Of course, the OP is not alone. Ayn Rand herself is said to have identified IAWL as a vehicle for socialist thought, specifically a class war between unrepentant valueless rapacious businessmen versus class heroes of the working class, written by Communist sympathizers and socialists within the movie industry.
Or did she?
An article from The Atlas Society reveals she said nothing about IAWL, and despised the House Un-American Activities Committee as publicity-seeking partisans:
In any case, as an Objectivist-influenced thinker, it’s great for me to be able to point at It’s A Wonderful Life as an example of the paradox of Randian selfishness. It was selfish for George Bailey to save his brother from the pond at risk of his own life: he wanted a world where his brother was alive, and selfishly didn’t care if his parents lost both boys if he failed. He selfishly put off his honeymoon when the market crashed to save the family business he inherited.

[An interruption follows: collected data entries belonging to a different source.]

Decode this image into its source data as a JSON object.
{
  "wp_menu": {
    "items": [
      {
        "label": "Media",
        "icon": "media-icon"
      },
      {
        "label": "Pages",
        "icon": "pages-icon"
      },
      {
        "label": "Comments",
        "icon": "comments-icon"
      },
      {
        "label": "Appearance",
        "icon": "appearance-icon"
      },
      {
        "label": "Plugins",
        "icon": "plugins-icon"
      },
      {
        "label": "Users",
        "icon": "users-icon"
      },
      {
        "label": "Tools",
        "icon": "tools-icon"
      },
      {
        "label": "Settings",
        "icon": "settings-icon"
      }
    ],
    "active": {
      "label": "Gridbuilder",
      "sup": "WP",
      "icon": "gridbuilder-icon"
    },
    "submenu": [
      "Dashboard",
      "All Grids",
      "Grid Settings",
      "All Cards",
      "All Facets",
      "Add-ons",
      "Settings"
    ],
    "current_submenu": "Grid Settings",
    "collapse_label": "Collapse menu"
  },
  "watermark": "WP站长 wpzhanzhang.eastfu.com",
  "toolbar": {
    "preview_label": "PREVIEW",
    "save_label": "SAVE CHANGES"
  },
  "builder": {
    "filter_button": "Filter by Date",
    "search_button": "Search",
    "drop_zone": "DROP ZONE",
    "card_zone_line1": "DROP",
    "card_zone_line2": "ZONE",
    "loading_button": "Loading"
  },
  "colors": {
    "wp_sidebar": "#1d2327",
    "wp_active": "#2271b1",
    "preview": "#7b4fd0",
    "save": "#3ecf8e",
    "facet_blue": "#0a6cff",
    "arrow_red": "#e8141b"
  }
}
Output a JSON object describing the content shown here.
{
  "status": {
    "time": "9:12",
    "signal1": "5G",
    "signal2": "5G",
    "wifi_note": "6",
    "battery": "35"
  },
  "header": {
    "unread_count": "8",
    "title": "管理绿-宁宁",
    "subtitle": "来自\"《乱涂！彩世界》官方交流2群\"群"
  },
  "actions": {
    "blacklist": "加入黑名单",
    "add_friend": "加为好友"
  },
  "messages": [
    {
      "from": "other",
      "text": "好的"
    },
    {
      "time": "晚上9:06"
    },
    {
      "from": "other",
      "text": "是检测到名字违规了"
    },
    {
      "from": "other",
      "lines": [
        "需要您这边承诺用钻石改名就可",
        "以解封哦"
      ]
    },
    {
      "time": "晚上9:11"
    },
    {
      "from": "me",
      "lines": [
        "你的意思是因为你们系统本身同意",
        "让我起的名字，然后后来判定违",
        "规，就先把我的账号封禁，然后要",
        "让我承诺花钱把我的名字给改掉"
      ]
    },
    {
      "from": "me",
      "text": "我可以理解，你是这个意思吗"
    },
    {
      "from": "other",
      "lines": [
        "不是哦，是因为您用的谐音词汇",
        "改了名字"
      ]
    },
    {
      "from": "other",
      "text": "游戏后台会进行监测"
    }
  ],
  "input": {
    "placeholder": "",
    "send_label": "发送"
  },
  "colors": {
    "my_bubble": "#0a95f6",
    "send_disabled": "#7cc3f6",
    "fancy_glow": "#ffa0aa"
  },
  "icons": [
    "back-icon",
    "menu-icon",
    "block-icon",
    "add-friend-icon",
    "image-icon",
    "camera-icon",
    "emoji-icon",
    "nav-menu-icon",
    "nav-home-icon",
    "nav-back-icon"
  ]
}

In each case, his choices added the kind of irreplaceable value to the life he wanted, despite costing him his dreams of going to big places and making big things for big people to admire. If those big dreams were genuinely his values, he’d have worked for them with his whole heart instead; he’d have selfishly spent time and money to headhunt a like-minded soul to run the S&L, sell the business, and go to architect school next to Howard Roark.

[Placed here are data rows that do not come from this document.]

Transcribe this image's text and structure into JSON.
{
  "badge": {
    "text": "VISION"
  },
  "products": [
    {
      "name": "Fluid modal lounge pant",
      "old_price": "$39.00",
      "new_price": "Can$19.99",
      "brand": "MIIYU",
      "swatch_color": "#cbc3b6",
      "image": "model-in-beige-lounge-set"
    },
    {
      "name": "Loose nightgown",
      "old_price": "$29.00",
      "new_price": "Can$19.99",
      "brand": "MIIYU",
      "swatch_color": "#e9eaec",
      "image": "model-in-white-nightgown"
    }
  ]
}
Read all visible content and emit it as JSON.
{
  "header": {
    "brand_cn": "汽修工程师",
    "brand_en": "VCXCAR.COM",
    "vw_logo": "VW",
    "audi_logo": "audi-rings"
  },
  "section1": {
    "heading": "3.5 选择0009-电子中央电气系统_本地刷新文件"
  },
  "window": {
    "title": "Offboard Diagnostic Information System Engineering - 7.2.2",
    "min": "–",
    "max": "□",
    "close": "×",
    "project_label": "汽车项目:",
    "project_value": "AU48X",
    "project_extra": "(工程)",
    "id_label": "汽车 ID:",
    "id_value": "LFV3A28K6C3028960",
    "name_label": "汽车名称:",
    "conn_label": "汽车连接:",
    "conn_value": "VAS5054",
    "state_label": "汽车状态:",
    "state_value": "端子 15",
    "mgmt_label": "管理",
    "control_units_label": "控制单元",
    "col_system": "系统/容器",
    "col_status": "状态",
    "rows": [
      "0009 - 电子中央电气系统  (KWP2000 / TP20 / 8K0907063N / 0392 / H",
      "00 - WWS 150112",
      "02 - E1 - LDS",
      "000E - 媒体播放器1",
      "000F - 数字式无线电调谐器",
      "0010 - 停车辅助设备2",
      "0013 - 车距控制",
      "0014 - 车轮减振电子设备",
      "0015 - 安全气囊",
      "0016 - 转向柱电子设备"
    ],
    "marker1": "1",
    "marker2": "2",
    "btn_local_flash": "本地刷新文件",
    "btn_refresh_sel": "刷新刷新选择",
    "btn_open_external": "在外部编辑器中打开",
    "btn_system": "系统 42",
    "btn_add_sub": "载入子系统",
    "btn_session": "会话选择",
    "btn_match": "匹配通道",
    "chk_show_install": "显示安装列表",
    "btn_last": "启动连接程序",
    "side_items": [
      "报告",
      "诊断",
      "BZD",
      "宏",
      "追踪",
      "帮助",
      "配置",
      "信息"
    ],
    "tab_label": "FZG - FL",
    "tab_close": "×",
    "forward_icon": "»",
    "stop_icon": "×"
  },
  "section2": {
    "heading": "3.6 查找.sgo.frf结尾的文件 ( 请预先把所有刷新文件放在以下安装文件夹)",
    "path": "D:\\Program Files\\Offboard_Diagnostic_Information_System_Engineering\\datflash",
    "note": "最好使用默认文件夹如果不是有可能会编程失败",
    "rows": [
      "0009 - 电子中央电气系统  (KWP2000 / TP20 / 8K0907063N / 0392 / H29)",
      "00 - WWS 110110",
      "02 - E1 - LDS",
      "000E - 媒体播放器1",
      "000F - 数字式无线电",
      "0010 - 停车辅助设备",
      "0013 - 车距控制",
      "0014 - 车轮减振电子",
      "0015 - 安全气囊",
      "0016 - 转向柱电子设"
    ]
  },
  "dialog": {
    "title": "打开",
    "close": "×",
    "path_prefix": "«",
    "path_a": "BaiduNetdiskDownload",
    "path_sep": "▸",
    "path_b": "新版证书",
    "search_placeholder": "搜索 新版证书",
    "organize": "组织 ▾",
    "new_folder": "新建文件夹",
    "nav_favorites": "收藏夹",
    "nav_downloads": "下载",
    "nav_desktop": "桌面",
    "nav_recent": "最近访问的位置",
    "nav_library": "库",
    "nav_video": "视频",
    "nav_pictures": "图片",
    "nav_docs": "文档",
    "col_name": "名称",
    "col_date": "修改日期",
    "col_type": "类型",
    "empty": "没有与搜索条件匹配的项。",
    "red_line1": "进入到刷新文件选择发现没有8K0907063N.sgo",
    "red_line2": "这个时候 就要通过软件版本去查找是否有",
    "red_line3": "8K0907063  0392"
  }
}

I hope that each and every one of you have a merry Christmas, without resentments, without loss or pain, because I value each of you for daring to selfishly stand up for your highest values: truth, purpose, and communication between minds, with the intent to make the world you want.
Man that Reddit thread was such a mess. Debates over the definition of words (particularly old, broad words like socialism) are fruitless.